As a Campus Spokesperson for LinkedIn, I am currently in the midst of facilitating a series of training webinars for college career services professionals (sign up here if you haven’t already — they are free!). I recently wrote a blog post for CollegeRecruiter.com advising career services professionals how to improve their LinkedIn profiles. Today I’ve adapted those tips for job seekers and young professionals:
As the largest and most vibrant professional social network, LinkedIn provides a wealth of opportunities for job seekers and ambitious young professionals. But LinkedIn doesn’t work unless you work it.

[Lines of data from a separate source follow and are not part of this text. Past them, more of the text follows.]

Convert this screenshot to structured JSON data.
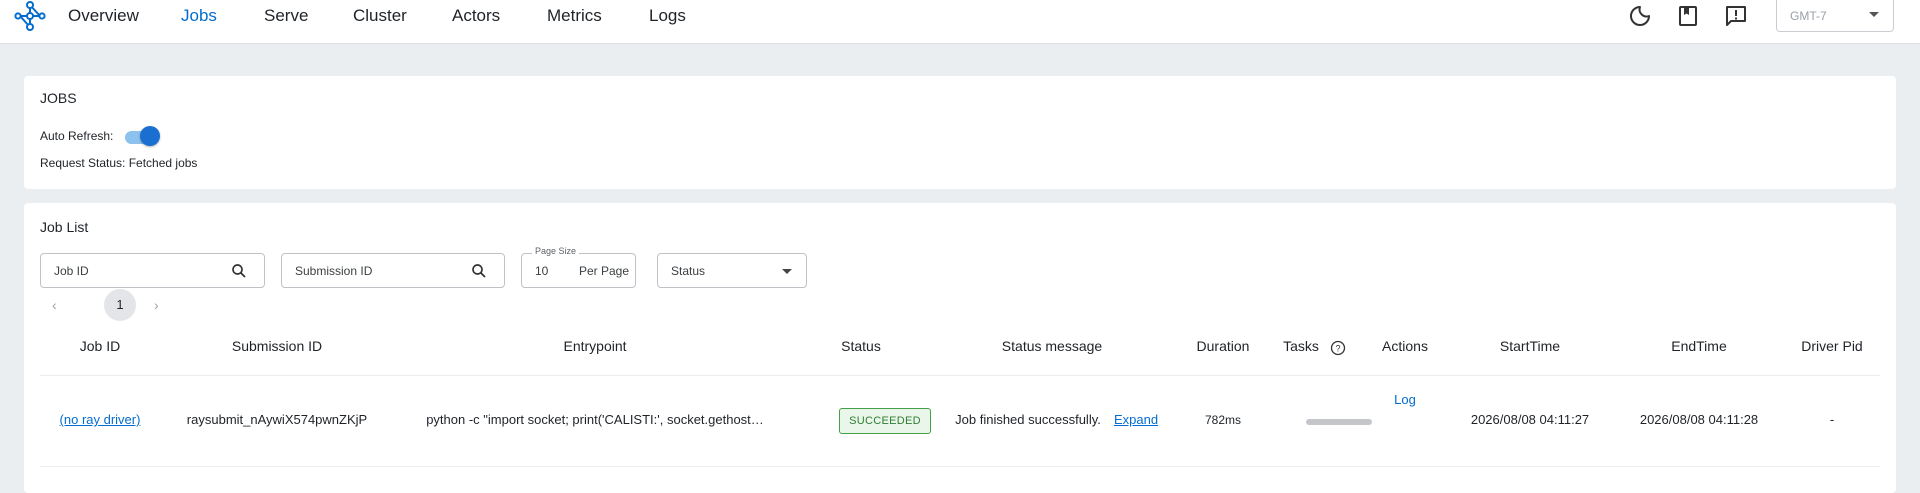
{
  "nav": {
    "items": [
      "Overview",
      "Jobs",
      "Serve",
      "Cluster",
      "Actors",
      "Metrics",
      "Logs"
    ],
    "active": "Jobs",
    "icons": [
      "ray-logo-icon",
      "dark-mode-moon-icon",
      "docs-book-icon",
      "feedback-icon"
    ],
    "timezone": "GMT-7"
  },
  "jobs_card": {
    "title": "JOBS",
    "auto_refresh_label": "Auto Refresh:",
    "auto_refresh_on": true,
    "request_status": "Request Status: Fetched jobs"
  },
  "job_list": {
    "title": "Job List",
    "filters": {
      "job_id_placeholder": "Job ID",
      "submission_id_placeholder": "Submission ID",
      "page_size_label": "Page Size",
      "page_size_value": "10",
      "page_size_suffix": "Per Page",
      "status_placeholder": "Status"
    },
    "pagination": {
      "current_page": "1",
      "prev": "‹",
      "next": "›"
    },
    "columns": [
      "Job ID",
      "Submission ID",
      "Entrypoint",
      "Status",
      "Status message",
      "Duration",
      "Tasks",
      "Actions",
      "StartTime",
      "EndTime",
      "Driver Pid"
    ],
    "rows": [
      {
        "job_id": "(no ray driver)",
        "submission_id": "raysubmit_nAywiX574pwnZKjP",
        "entrypoint": "python -c \"import socket; print('CALISTI:', socket.gethost…",
        "status": "SUCCEEDED",
        "status_message": "Job finished successfully.",
        "expand": "Expand",
        "duration": "782ms",
        "tasks_progress": 0,
        "action": "Log",
        "start_time": "2026/08/08 04:11:27",
        "end_time": "2026/08/08 04:11:28",
        "driver_pid": "-"
      }
    ]
  },
  "colors": {
    "accent": "#036dcf",
    "success": "#2e7d32",
    "background": "#ebeef1"
  }
}
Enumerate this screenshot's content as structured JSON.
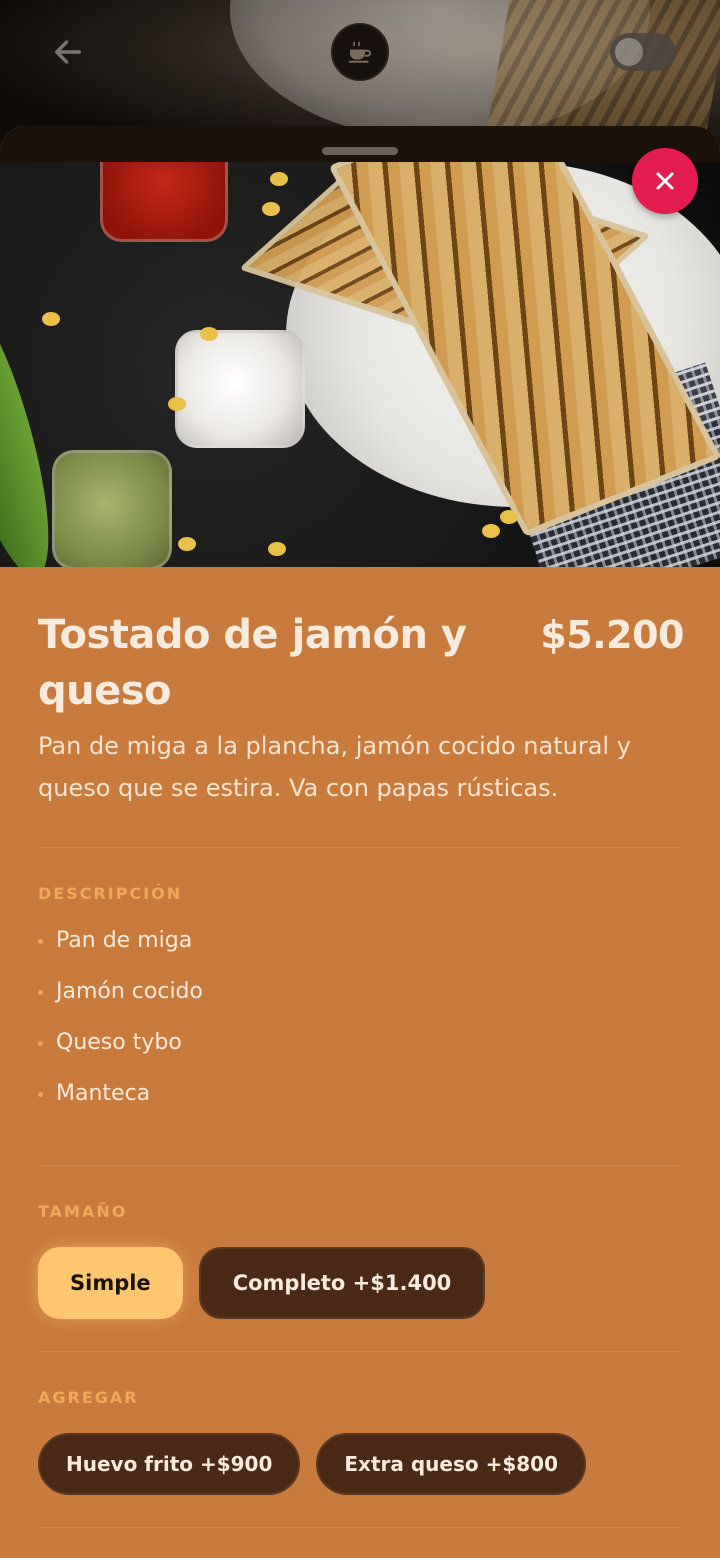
{
  "header": {
    "back_icon": "arrow-left-icon",
    "logo_icon": "coffee-cup-icon",
    "toggle_state": "off"
  },
  "sheet": {
    "close_icon": "close-icon",
    "colors": {
      "close_bg": "#e41c4f",
      "sheet_bg": "#c97a3d",
      "accent": "#eea85b",
      "chip_active": "#fec66f",
      "chip_dark": "#4a2a16"
    }
  },
  "product": {
    "title": "Tostado de jamón y queso",
    "price": "$5.200",
    "summary": "Pan de miga a la plancha, jamón cocido natural y queso que se estira. Va con papas rústicas."
  },
  "description": {
    "label": "DESCRIPCIÓN",
    "items": [
      "Pan de miga",
      "Jamón cocido",
      "Queso tybo",
      "Manteca"
    ]
  },
  "size": {
    "label": "TAMAÑO",
    "options": [
      {
        "label": "Simple",
        "selected": true
      },
      {
        "label": "Completo +$1.400",
        "selected": false
      }
    ]
  },
  "extras": {
    "label": "AGREGAR",
    "options": [
      {
        "label": "Huevo frito +$900"
      },
      {
        "label": "Extra queso +$800"
      }
    ]
  }
}
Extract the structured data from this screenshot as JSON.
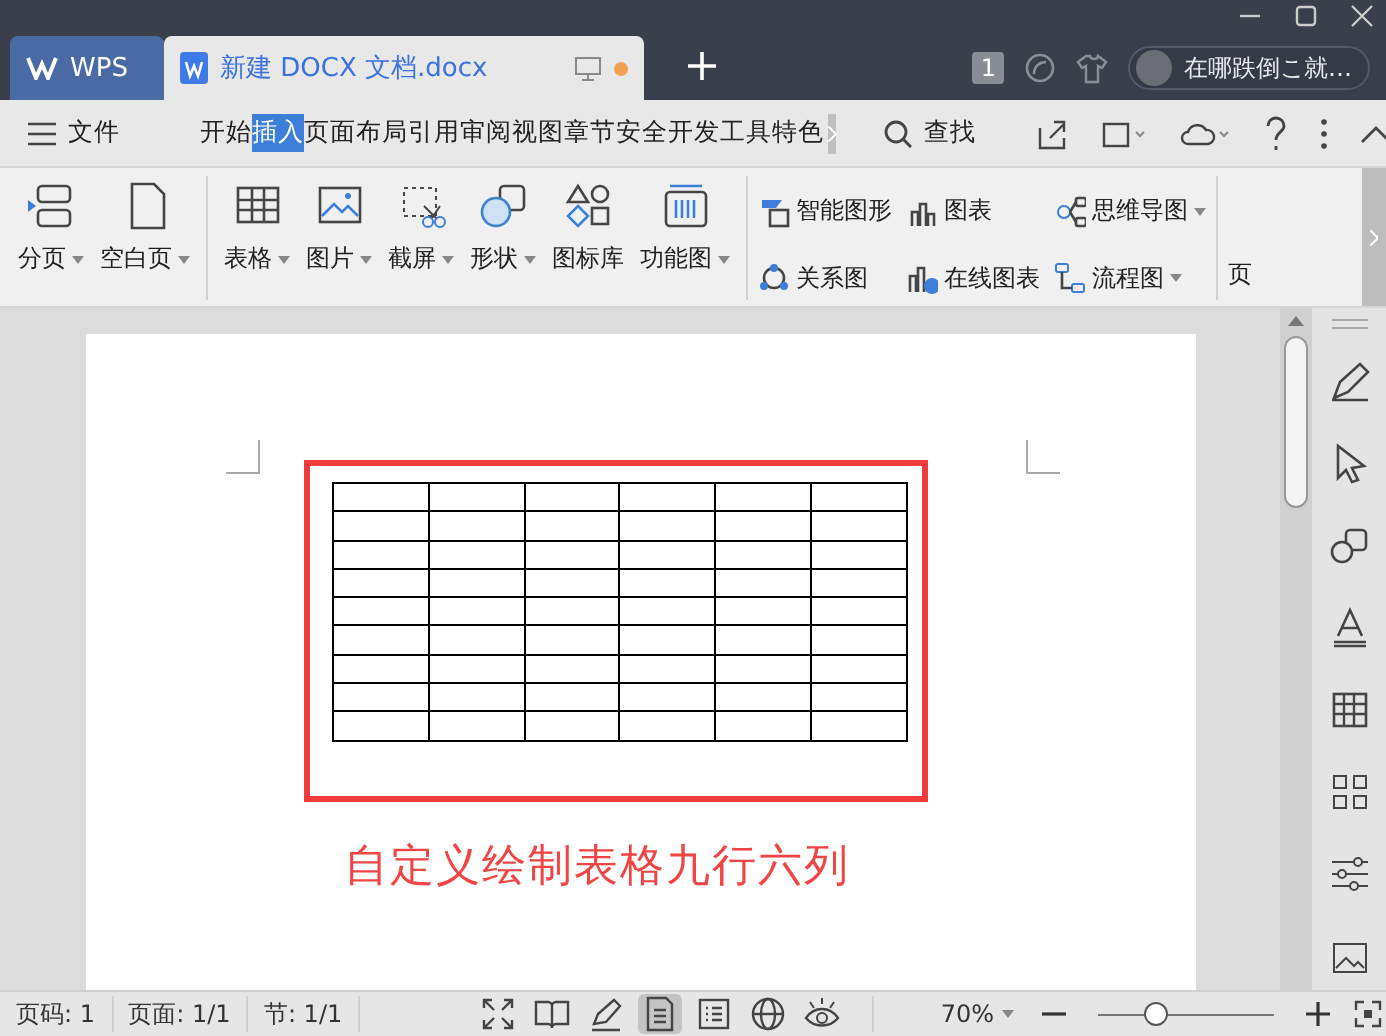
{
  "title_bar": {
    "tabs": [
      {
        "kind": "home",
        "label": "WPS",
        "selected": false,
        "unsaved": false
      },
      {
        "kind": "document",
        "label": "新建 DOCX 文档.docx",
        "selected": true,
        "unsaved": true
      }
    ],
    "badge": "1",
    "user": "在哪跌倒こ就…"
  },
  "menu_bar": {
    "file": "文件",
    "tabs": [
      {
        "label": "开始",
        "selected": false
      },
      {
        "label": "插入",
        "selected": true
      },
      {
        "label": "页面布局",
        "selected": false
      },
      {
        "label": "引用",
        "selected": false
      },
      {
        "label": "审阅",
        "selected": false
      },
      {
        "label": "视图",
        "selected": false
      },
      {
        "label": "章节",
        "selected": false
      },
      {
        "label": "安全",
        "selected": false
      },
      {
        "label": "开发工具",
        "selected": false
      },
      {
        "label": "特色",
        "selected": false
      }
    ],
    "search": "查找"
  },
  "ribbon": {
    "groups": [
      {
        "kind": "large",
        "items": [
          {
            "kind": "page-break",
            "label": "分页",
            "dropdown": true
          },
          {
            "kind": "blank-page",
            "label": "空白页",
            "dropdown": true
          }
        ]
      },
      {
        "kind": "large",
        "items": [
          {
            "kind": "table",
            "label": "表格",
            "dropdown": true
          },
          {
            "kind": "picture",
            "label": "图片",
            "dropdown": true
          },
          {
            "kind": "screenshot",
            "label": "截屏",
            "dropdown": true
          },
          {
            "kind": "shape",
            "label": "形状",
            "dropdown": true
          },
          {
            "kind": "icon-library",
            "label": "图标库",
            "dropdown": false
          },
          {
            "kind": "function-chart",
            "label": "功能图",
            "dropdown": true
          }
        ]
      },
      {
        "kind": "small",
        "items": [
          {
            "kind": "smart-art",
            "label": "智能图形",
            "dropdown": false
          },
          {
            "kind": "chart",
            "label": "图表",
            "dropdown": false
          },
          {
            "kind": "mind-map",
            "label": "思维导图",
            "dropdown": true
          },
          {
            "kind": "relation",
            "label": "关系图",
            "dropdown": false
          },
          {
            "kind": "online-chart",
            "label": "在线图表",
            "dropdown": false
          },
          {
            "kind": "flowchart",
            "label": "流程图",
            "dropdown": true
          }
        ]
      },
      {
        "kind": "cut",
        "items": [
          {
            "kind": "text",
            "label": "页",
            "dropdown": false
          }
        ]
      }
    ]
  },
  "document": {
    "table": {
      "rows": [
        {
          "cells": [
            {
              "kind": "empty"
            },
            {
              "kind": "empty"
            },
            {
              "kind": "empty"
            },
            {
              "kind": "empty"
            },
            {
              "kind": "empty"
            },
            {
              "kind": "empty"
            }
          ]
        },
        {
          "cells": [
            {
              "kind": "empty"
            },
            {
              "kind": "empty"
            },
            {
              "kind": "empty"
            },
            {
              "kind": "empty"
            },
            {
              "kind": "empty"
            },
            {
              "kind": "empty"
            }
          ]
        },
        {
          "cells": [
            {
              "kind": "empty"
            },
            {
              "kind": "empty"
            },
            {
              "kind": "empty"
            },
            {
              "kind": "empty"
            },
            {
              "kind": "empty"
            },
            {
              "kind": "empty"
            }
          ]
        },
        {
          "cells": [
            {
              "kind": "empty"
            },
            {
              "kind": "empty"
            },
            {
              "kind": "empty"
            },
            {
              "kind": "empty"
            },
            {
              "kind": "empty"
            },
            {
              "kind": "empty"
            }
          ]
        },
        {
          "cells": [
            {
              "kind": "empty"
            },
            {
              "kind": "empty"
            },
            {
              "kind": "empty"
            },
            {
              "kind": "empty"
            },
            {
              "kind": "empty"
            },
            {
              "kind": "empty"
            }
          ]
        },
        {
          "cells": [
            {
              "kind": "empty"
            },
            {
              "kind": "empty"
            },
            {
              "kind": "empty"
            },
            {
              "kind": "empty"
            },
            {
              "kind": "empty"
            },
            {
              "kind": "empty"
            }
          ]
        },
        {
          "cells": [
            {
              "kind": "empty"
            },
            {
              "kind": "empty"
            },
            {
              "kind": "empty"
            },
            {
              "kind": "empty"
            },
            {
              "kind": "empty"
            },
            {
              "kind": "empty"
            }
          ]
        },
        {
          "cells": [
            {
              "kind": "empty"
            },
            {
              "kind": "empty"
            },
            {
              "kind": "empty"
            },
            {
              "kind": "empty"
            },
            {
              "kind": "empty"
            },
            {
              "kind": "empty"
            }
          ]
        },
        {
          "cells": [
            {
              "kind": "empty"
            },
            {
              "kind": "empty"
            },
            {
              "kind": "empty"
            },
            {
              "kind": "empty"
            },
            {
              "kind": "empty"
            },
            {
              "kind": "empty"
            }
          ]
        }
      ]
    },
    "annotation": "自定义绘制表格九行六列"
  },
  "side_panel": {
    "tools": [
      {
        "kind": "pen"
      },
      {
        "kind": "cursor"
      },
      {
        "kind": "shapes"
      },
      {
        "kind": "text-style"
      },
      {
        "kind": "table"
      },
      {
        "kind": "grid"
      },
      {
        "kind": "sliders"
      },
      {
        "kind": "picture"
      }
    ]
  },
  "status_bar": {
    "page_number": "页码: 1",
    "pages": "页面: 1/1",
    "section": "节: 1/1",
    "views": [
      {
        "kind": "fullscreen",
        "selected": false
      },
      {
        "kind": "reading",
        "selected": false
      },
      {
        "kind": "pen",
        "selected": false
      },
      {
        "kind": "page",
        "selected": true
      },
      {
        "kind": "outline",
        "selected": false
      },
      {
        "kind": "web",
        "selected": false
      },
      {
        "kind": "eye",
        "selected": false
      }
    ],
    "zoom": "70%",
    "zoom_slider": {
      "level": 0.33
    }
  }
}
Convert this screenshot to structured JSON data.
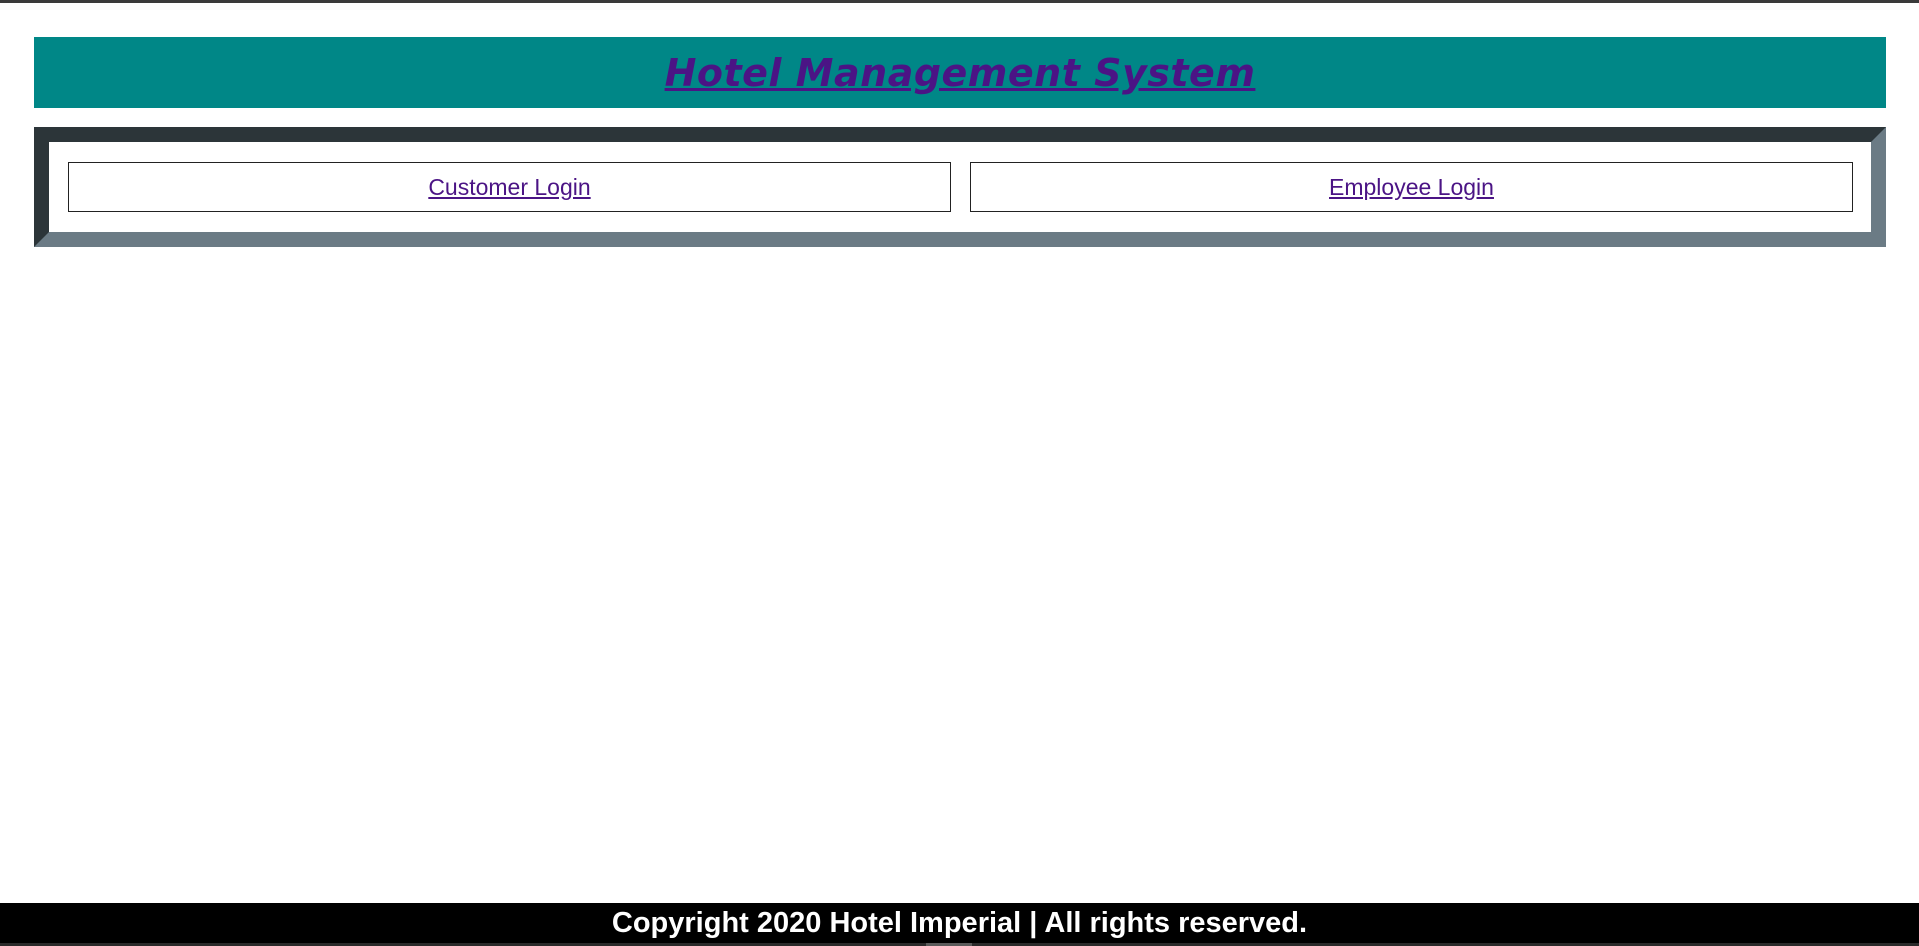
{
  "header": {
    "title": "Hotel Management System"
  },
  "login_options": {
    "customer_label": "Customer Login",
    "employee_label": "Employee Login"
  },
  "footer": {
    "text": "Copyright 2020 Hotel Imperial | All rights reserved."
  },
  "colors": {
    "header_bg": "#008787",
    "link": "#4b1485",
    "frame_dark": "#2c3539",
    "frame_light": "#6b7b85",
    "footer_bg": "#000000"
  }
}
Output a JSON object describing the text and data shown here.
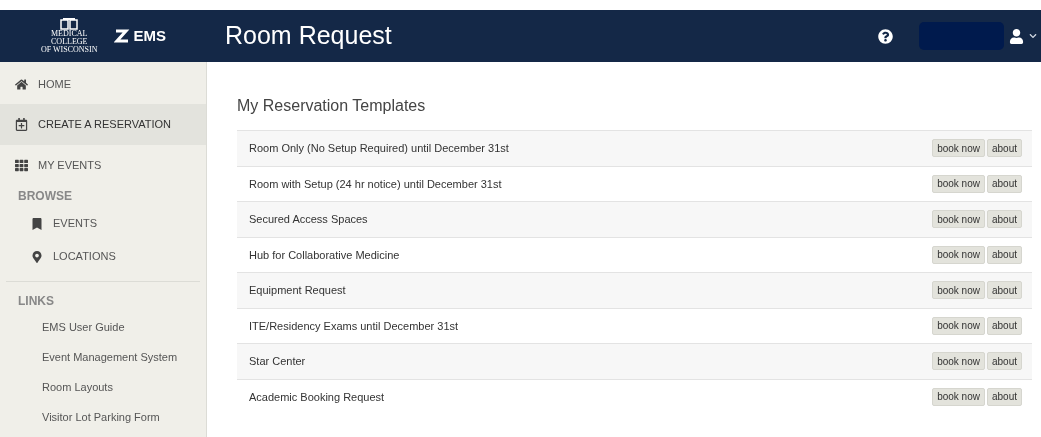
{
  "header": {
    "logo_lines": [
      "MEDICAL",
      "COLLEGE",
      "OF WISCONSIN"
    ],
    "brand": "EMS",
    "title": "Room Request"
  },
  "sidebar": {
    "items": [
      {
        "label": "HOME",
        "selected": false
      },
      {
        "label": "CREATE A RESERVATION",
        "selected": true
      },
      {
        "label": "MY EVENTS",
        "selected": false
      }
    ],
    "browse": {
      "heading": "BROWSE",
      "items": [
        "EVENTS",
        "LOCATIONS"
      ]
    },
    "links": {
      "heading": "LINKS",
      "items": [
        "EMS User Guide",
        "Event Management System",
        "Room Layouts",
        "Visitor Lot Parking Form"
      ]
    }
  },
  "main": {
    "heading": "My Reservation Templates",
    "templates": [
      {
        "name": "Room Only (No Setup Required) until December 31st",
        "buttons": [
          "book now",
          "about"
        ]
      },
      {
        "name": "Room with Setup (24 hr notice) until December 31st",
        "buttons": [
          "book now",
          "about"
        ]
      },
      {
        "name": "Secured Access Spaces",
        "buttons": [
          "book now",
          "about"
        ]
      },
      {
        "name": "Hub for Collaborative Medicine",
        "buttons": [
          "book now",
          "about"
        ]
      },
      {
        "name": "Equipment Request",
        "buttons": [
          "book now",
          "about"
        ]
      },
      {
        "name": "ITE/Residency Exams until December 31st",
        "buttons": [
          "book now",
          "about"
        ]
      },
      {
        "name": "Star Center",
        "buttons": [
          "book now",
          "about"
        ]
      },
      {
        "name": "Academic Booking Request",
        "buttons": [
          "book now",
          "about"
        ]
      }
    ]
  }
}
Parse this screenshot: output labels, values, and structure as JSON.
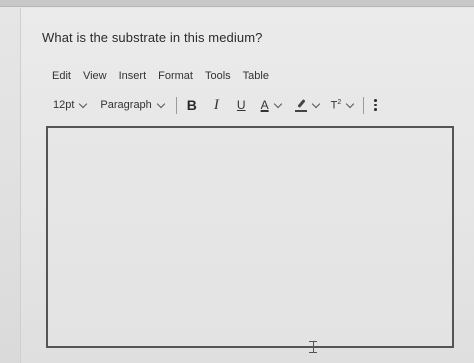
{
  "question": {
    "text": "What is the substrate in this medium?"
  },
  "menubar": {
    "items": [
      "Edit",
      "View",
      "Insert",
      "Format",
      "Tools",
      "Table"
    ]
  },
  "toolbar": {
    "font_size": "12pt",
    "block_format": "Paragraph",
    "bold_label": "B",
    "italic_label": "I",
    "underline_label": "U",
    "font_color_label": "A",
    "superscript_label": "T",
    "superscript_mark": "2",
    "icons": [
      "chevron-down-icon",
      "highlight-pen-icon",
      "more-options-icon"
    ]
  },
  "editor": {
    "content": ""
  }
}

How can you make the most of LinkedIn? Here are some tips for creating a profile that will impress employers, colleagues, headhunters, professional association members and more:
1. Include keywords in your summary statement. The Summary portion of your profile provides a chance to share the highlights of your bio in your own words. It’s also a place to include key words and phrases that a recruiter or hiring manager might type into a search engine to find a person like you. The best place to find relevant keywords is in the job listings that appeal to you and the LinkedIn profiles of people who currently hold the kinds of positions you want. Check out LinkedIn’s Company Pages feature to search through the profiles of employees at your dream employers. And remember, it is absolutely fine — crucial, in fact — to include unpaid or volunteer work in your Summary. If you are a current student or recent grad, you can include relevant coursework and extra curricular achievements as well.
2. Write for the screen. LinkedIn, or any website for that matter, is not the place for long-form prose. Present your summary statement in short blocks of text with lots of white space. Bullet points are great, too.
3. List all experience. One of the most valuable aspects of LinkedIn is the way it connects you with former colleagues and classmates—which, as we all know, are some of our best networking contacts. It would be a shame if a long lost former colleague or classmate, who happens to be a recruiter now, couldn’t find you because you hadn’t listed that shared employment in your LinkedIn profile.
4. Collect diverse recommendations. Nothing builds credibility like third party endorsements. The most impressive LinkedIn profiles have at least one recommendation associated with each job a person has held. Think about soliciting recommendations from professors, internship coordinators and colleagues, employers, classmates with whom you shared an extra curricular activity and professional mentors.
5. Share your news frequently. The best way to stay on other people’s radar screens is to update your status on LinkedIn (the box near the top of your profile) at least once a week. Tell people about events you are attending, major projects you’ve completed, professional books you are reading, successes you are celebrating or any other news that you would tell someone at a networking reception or on a quick catch-up phone call.